Kevin Jones pretty much agreed.

"I think a game like this you try to get it as far away from you as possible,'' Jones said. "We know we're a better team than this, but it's hard when you've got a lot of young guys because they have a tendency to get real down on themselves, especially when Coach says certain things. But that's the way Coach is. As they get older they'll learn how to filter that out and see what the real meaning of what he's saying is.''

Not that Huggins didn't have every right to lay into his team.

"When you spend an entire timeout going over the 1-3-1 because nothing else was working, and then after an entire timeout you've got three guys in the 1-3-1 and two guy who aren't, they really aren't into what you're doing,'' Huggins said.

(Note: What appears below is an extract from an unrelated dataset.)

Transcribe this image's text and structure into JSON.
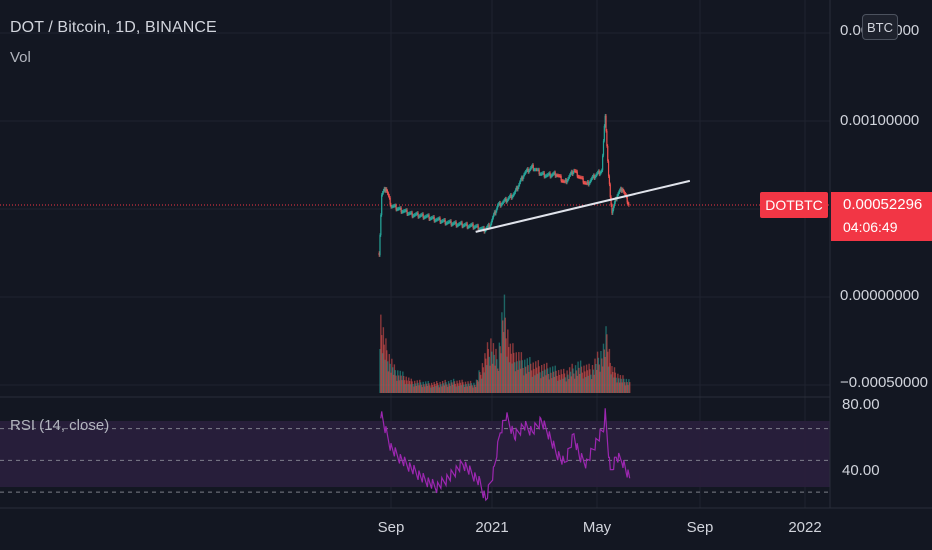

Part of the problem, though, was simply an off night. In the first half, when the game was pretty much decided, Jones and Bryant were each 2-for-7 shooting and combined for five turnovers. By game's end Jones had recovered and had 26 points, 14 rebounds and shot 10-for-21. But Bryant and Hinds were a combined 7-for-25, Aaron Brown - usually good for a clutch shot or two - was 0-for-4 and Deniz Kilicli was doubled so much he could get just four shots.

Huggins even tried Paul Williamson, he of the 7-for-10 3-point shooting this season, and he wasn't even close on two shots, one of them from a step behind the NBA 3-point line on the Garden floor. He even tried Tommie McCune, who had played all of six Big East minutes and was 1-for-14 shooting this season. He bricked a 3-pointer roughly 10 seconds after he hit the floor and was out at the next dead ball.

It was Bryant's struggles, though, that were most damaging because he has to set the tone. But it's hard for Huggins to blame him.

"Truck's had really good games and Truck's had not-so-good games,'' Huggins said. "It's almost unfair to Truck to a degree because he's really our only perimeter threat and I think he feels the pressure to make some shots.

"I told Truck and K.J. that they can't be bad and expect us to win. Truck was bad against Cincinnati and we still won, but he can't consistently be bad and us win.''

And when everyone else is just as bad, things like Wednesday night's thumping happen. It would be best if the Mountaineers just forgot it ever happened.